Both Verstappen and Leclerc are taking new power-unit components, that take them beyond their permitted allocation for the season, and will have grid penalties.
That means they will start from the back of the field along with another four drivers who have chosen to switch to new engines for the Belgian race weekend.
“I’ll have to try and work through from the back of the grid,” said Verstappen. “But at least we should have dry conditions. I think today was the worst of the weather.”
Red Bull team boss Christian Horner explained why they chose this race to fit a fourth engine, turbo-charger and other parts, saying it was a strategic decision because the long and high-speed Belgian circuit offers easier overtaking opportunities.

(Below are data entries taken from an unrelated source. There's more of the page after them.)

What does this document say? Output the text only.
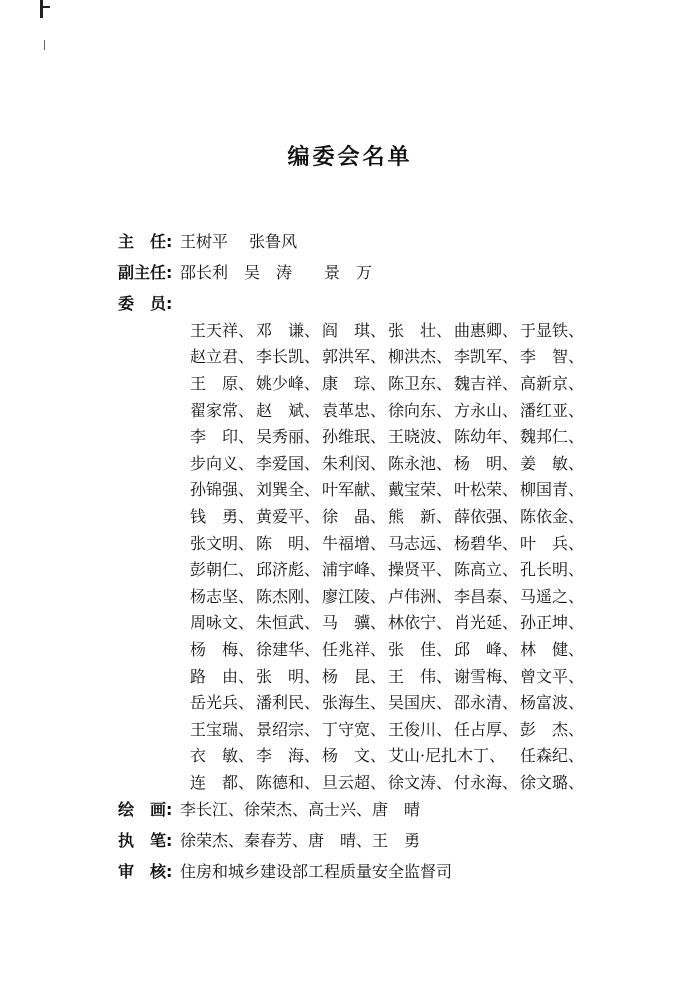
编委会名单
主　任: 王树平　 张鲁风
副主任: 邵长利　吴　涛　　景　万
委　员:
王天祥、 邓　谦、 阎　琪、 张　壮、 曲惠卿、 于显铁、
赵立君、 李长凯、 郭洪军、 柳洪杰、 李凯军、 李　智、
王　原、 姚少峰、 康　琮、 陈卫东、 魏吉祥、 高新京、
翟家常、 赵　斌、 袁革忠、 徐向东、 方永山、 潘红亚、
李　印、 吴秀丽、 孙维珉、 王晓波、 陈幼年、 魏邦仁、
步向义、 李爱国、 朱利闵、 陈永池、 杨　明、 姜　敏、
孙锦强、 刘巽全、 叶军献、 戴宝荣、 叶松荣、 柳国青、
钱　勇、 黄爱平、 徐　晶、 熊　新、 薛依强、 陈依金、
张文明、 陈　明、 牛福增、 马志远、 杨碧华、 叶　兵、
彭朝仁、 邱济彪、 浦宇峰、 操贤平、 陈高立、 孔长明、
杨志坚、 陈杰刚、 廖江陵、 卢伟洲、 李昌泰、 马遥之、
周咏文、 朱恒武、 马　骥、 林依宁、 肖光延、 孙正坤、
杨　梅、 徐建华、 任兆祥、 张　佳、 邱　峰、 林　健、
路　由、 张　明、 杨　昆、 王　伟、 谢雪梅、 曾文平、
岳光兵、 潘利民、 张海生、 吴国庆、 邵永清、 杨富波、
王宝瑞、 景绍宗、 丁守宽、 王俊川、 任占厚、 彭　杰、
衣　敏、 李　海、 杨　文、 艾山·尼扎木丁、 任森纪、
连　都、 陈德和、 旦云超、 徐文涛、 付永海、 徐文璐、
绘　画: 李长江、徐荣杰、高士兴、唐　晴
执　笔: 徐荣杰、秦春芳、唐　晴、王　勇
审　核: 住房和城乡建设部工程质量安全监督司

“We looked at the calendar and we were running out of options, but this is a good track to overtake and we feel we should be quick here,” he said.

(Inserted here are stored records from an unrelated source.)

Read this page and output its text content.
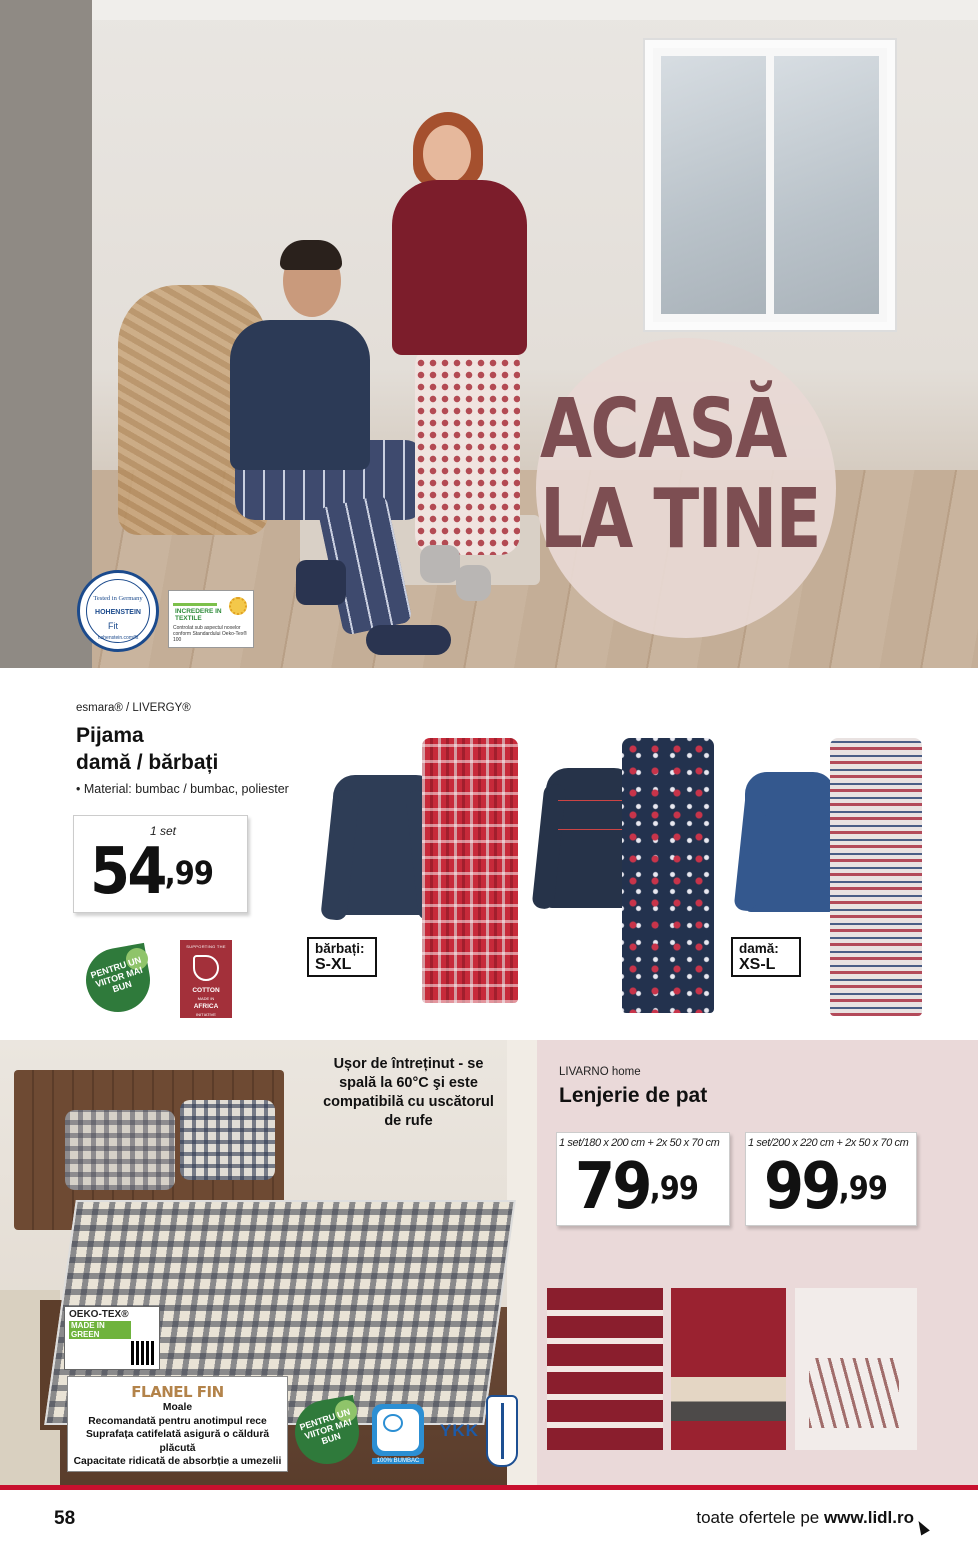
ACASĂ
LA TINE
Tested in Germany
HOHENSTEIN
Fit
hohenstein.com/fit
INCREDERE IN TEXTILE
Controlat sub aspectul noxelor conform Standardului Oeko-Tex® 100
esmara® / LIVERGY®
Pijama
damă / bărbați
• Material: bumbac / bumbac, poliester
1 set
$54^{,99}$
PENTRU UN VIITOR MAI BUN
SUPPORTING THE
COTTON
MADE IN
AFRICA
INITIATIVE
bărbați:
S-XL
damă:
XS-L
Ușor de întreținut - se spală la 60°C şi este compatibilă cu uscătorul de rufe
OEKO-TEX®
MADE IN GREEN
FLANEL FIN
Moale
Recomandată pentru anotimpul rece
Suprafața catifelată asigură o căldură plăcută
Capacitate ridicată de absorbție a umezelii
PENTRU UN VIITOR MAI BUN
100% BUMBAC
YKK
LIVARNO home
Lenjerie de pat
1 set/180 x 200 cm + 2x 50 x 70 cm
$79^{,99}$
1 set/200 x 220 cm + 2x 50 x 70 cm
$99^{,99}$
58	toate ofertele pe www.lidl.ro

On an inconclusive and slightly topsy-turvy day, Lando Norris was third for McLaren ahead of Aston Martin’s Lance Stroll and Carlos Sainz, who was fifth in the second Ferrari after topping the times in the morning’s opening practice.
Seven-time champion Lewis Hamilton, who is chasing a sixth consecutive podium position in Sunday’s race, was sixth for Mercedes ahead of two-time champion Fernando Alonso of Alpine and George Russell, in the second Mercedes.
Daniel Ricciardo, who on Wednesday announced he would leave McLaren at the end of the year after agreeing to terminate his contract, was ninth and Sergio Perez 10th in the second Red Bull.
Hamilton said Mercedes believed they could recover from a disappointing Friday performance and mount a challenge again, particularly if other drivers were taking penalties.
“We’re not very quick and I don’t know why, but I went out and gave it everything. It could be tyres, temperatures or something else,” he said.
“But it’s not disastrous out there and we often find this on Fridays and things can change on Saturdays. I have hope that we can turn it round.”